Comment from S. Weasel
Time: August 25, 2009, 2:58 pm

Heh. I knew somebody would pick up on that, Joe.

David, one of the articles I read about Potter explained that the kittens were from a local farm. They named the farm. It’s why all the cats in the collection are orange and white — they’re all more or less siblings.

Pretty common then (and even now, in some places) to let farm cats breed at will and then whisk away the kittens afterwards. I guess there wasn’t much else to do before spaying was possible. The cats had a job to do on the farm.

It’s one of those bits of the past that’s hard to reconcile yourself to, though. They would think we’re utter pussies for crying over something that can’t be helped. Whereas the idea of tying adorable kittehs into a sack and pitching them in the pond makes sweat bead along my hairline.

Let alone screwing them into a collection jar with a bit of chloroform-soaked cotton.


Comment from Allen
Time: August 25, 2009, 3:26 pm

There is one sort of taxidermy I like. The idea of skinning and stuffing Mao and Lenin gives me a tingle.


Comment from weirdsister
Time: August 25, 2009, 4:12 pm

This is definitely creepy. The taxidermy tableaux may have lost it’s charm in the art world for animals, but it has come back by way of the Bodies exhibit with skinned humans of all ages and stages of gestation. Now THAT is some truly sick-assed shit. Dr. Mengele, anyone?


Comment from S. Weasel
Time: August 25, 2009, 4:22 pm

I saw that exhibit in Boston, weirdsister. It was definitely creepy, though in a somewhat different way. The subjects, which look like they’re made of plastic in photos, are distinctly less tidy in person. Like they’re molded out of colored beef jerky.

And the artier ones — like the one where he cut square sections out of the body and slid them out like drawers — are just dude, seriously.


Comment from Enas Yorl
Time: August 25, 2009, 5:24 pm

Oh yah, the Bodies exhibit. We have that in Vegas too and it was definitely funky. One of the more amazing ones was of a fairly complete circulatory system standing up and staring out of its box.
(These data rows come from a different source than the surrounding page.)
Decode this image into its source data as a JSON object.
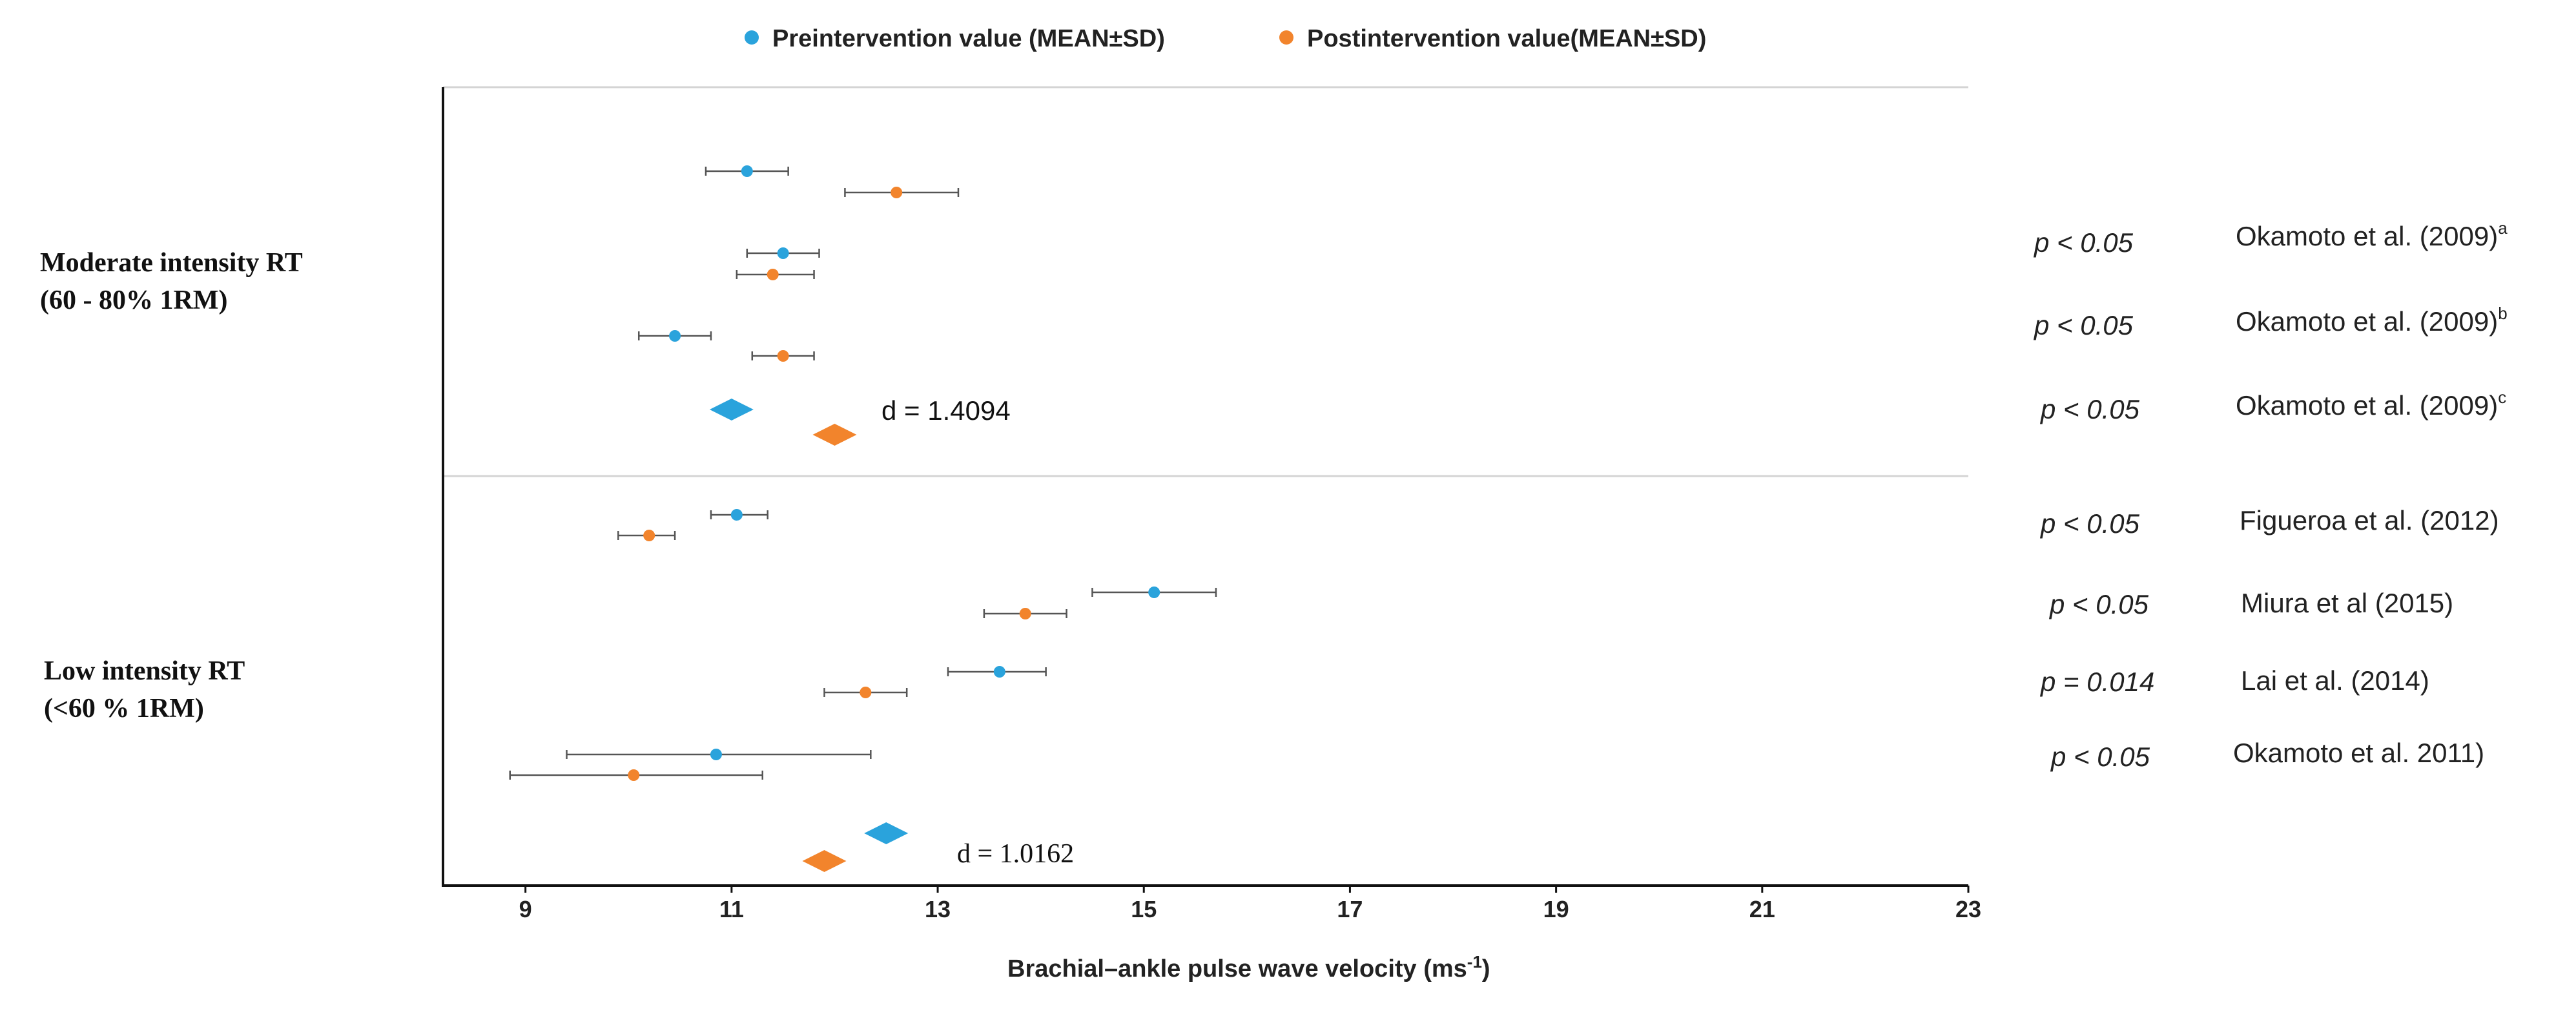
{
  "chart_data": {
    "type": "forest",
    "xlabel": "Brachial–ankle pulse wave velocity (ms",
    "xlabel_sup": "-1",
    "xlabel_close": ")",
    "xlim": [
      8.2,
      23
    ],
    "xticks": [
      9,
      11,
      13,
      15,
      17,
      19,
      21,
      23
    ],
    "legend": [
      {
        "key": "pre",
        "label": "Preintervention value (MEAN±SD)",
        "color": "#2aa3dc"
      },
      {
        "key": "post",
        "label": "Postintervention value(MEAN±SD)",
        "color": "#f2842c"
      }
    ],
    "colors": {
      "pre": "#2aa3dc",
      "post": "#f2842c",
      "axis": "#111111",
      "divider": "#d0d0d0",
      "errorbar": "#555555"
    },
    "groups": [
      {
        "label_line1": "Moderate intensity RT",
        "label_line2": "(60 - 80% 1RM)",
        "effect_size": "d = 1.4094",
        "summary": {
          "pre": 11.0,
          "post": 12.0
        },
        "points": [
          {
            "series": "pre",
            "mean": 11.15,
            "lo": 10.75,
            "hi": 11.55
          },
          {
            "series": "post",
            "mean": 12.6,
            "lo": 12.1,
            "hi": 13.2
          },
          {
            "series": "pre",
            "mean": 11.5,
            "lo": 11.15,
            "hi": 11.85
          },
          {
            "series": "post",
            "mean": 11.4,
            "lo": 11.05,
            "hi": 11.8
          },
          {
            "series": "pre",
            "mean": 10.45,
            "lo": 10.1,
            "hi": 10.8
          },
          {
            "series": "post",
            "mean": 11.5,
            "lo": 11.2,
            "hi": 11.8
          }
        ],
        "annotations": [
          {
            "p": "p < 0.05",
            "study": "Okamoto et al. (2009)",
            "sup": "a"
          },
          {
            "p": "p < 0.05",
            "study": "Okamoto et al. (2009)",
            "sup": "b"
          },
          {
            "p": "p < 0.05",
            "study": "Okamoto et al. (2009)",
            "sup": "c"
          }
        ]
      },
      {
        "label_line1": "Low intensity RT",
        "label_line2": "(<60 % 1RM)",
        "effect_size": "d = 1.0162",
        "summary": {
          "pre": 12.5,
          "post": 11.9
        },
        "points": [
          {
            "series": "pre",
            "mean": 11.05,
            "lo": 10.8,
            "hi": 11.35
          },
          {
            "series": "post",
            "mean": 10.2,
            "lo": 9.9,
            "hi": 10.45
          },
          {
            "series": "pre",
            "mean": 15.1,
            "lo": 14.5,
            "hi": 15.7
          },
          {
            "series": "post",
            "mean": 13.85,
            "lo": 13.45,
            "hi": 14.25
          },
          {
            "series": "pre",
            "mean": 13.6,
            "lo": 13.1,
            "hi": 14.05
          },
          {
            "series": "post",
            "mean": 12.3,
            "lo": 11.9,
            "hi": 12.7
          },
          {
            "series": "pre",
            "mean": 10.85,
            "lo": 9.4,
            "hi": 12.35
          },
          {
            "series": "post",
            "mean": 10.05,
            "lo": 8.85,
            "hi": 11.3
          }
        ],
        "annotations": [
          {
            "p": "p < 0.05",
            "study": "Figueroa et al. (2012)",
            "sup": ""
          },
          {
            "p": "p < 0.05",
            "study": "Miura et al (2015)",
            "sup": ""
          },
          {
            "p": "p = 0.014",
            "study": "Lai et al. (2014)",
            "sup": ""
          },
          {
            "p": "p < 0.05",
            "study": "Okamoto et al. 2011)",
            "sup": ""
          }
        ]
      }
    ]
  }
}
Going through it I couldn’t help but wonder how many of the subjects were originally Chinese and whether or not their participation was entirely voluntary.


Comment from S. Weasel
Time: August 25, 2009, 5:45 pm

Yeah, the Chinese controversy definitely put a different — and queasier — light on it.

I still haven’t worked out how they managed to dissolve a whole rabbit except for the veins and arteries, leaving a perfectly rabbit-shaped tangle of red spaghetti.


Comment from Uncle Badger
Time: August 25, 2009, 8:03 pm

They immersed it in Diet Coke.

Trust me.

Or not.


Comment from \’Nother Dave
Time: August 26, 2009, 9:23 am

If you’d like the occasional weird without the creep I suggest Curious Expeditions.

http://curiousexpeditions.org/


Comment from tawny
Time: August 26, 2009, 3:34 pm

Hope I’m not too late with this news, you still have time to head to Bristol.

An auction featuring rare 19th century items of taxidermy, including a mummified human hand and a two-headed calf is set to go ahead.

http://www.telegraph.co.uk/news/newstopics/howaboutthat/6088492/Mummified-human-hand-and-two-headed-calf-to-be-auctioned.html


Comment from Oh Hell
Time: January 5, 2011, 3:18 am

I have a friend (Really, I do…) who used to clean houses in Aspen, the really ritzi ones. She opens a door and there is life size, real, LION standing there. Stuffed, fortunately. She said she didn’t piss herself, but she did let out a pretty good scream.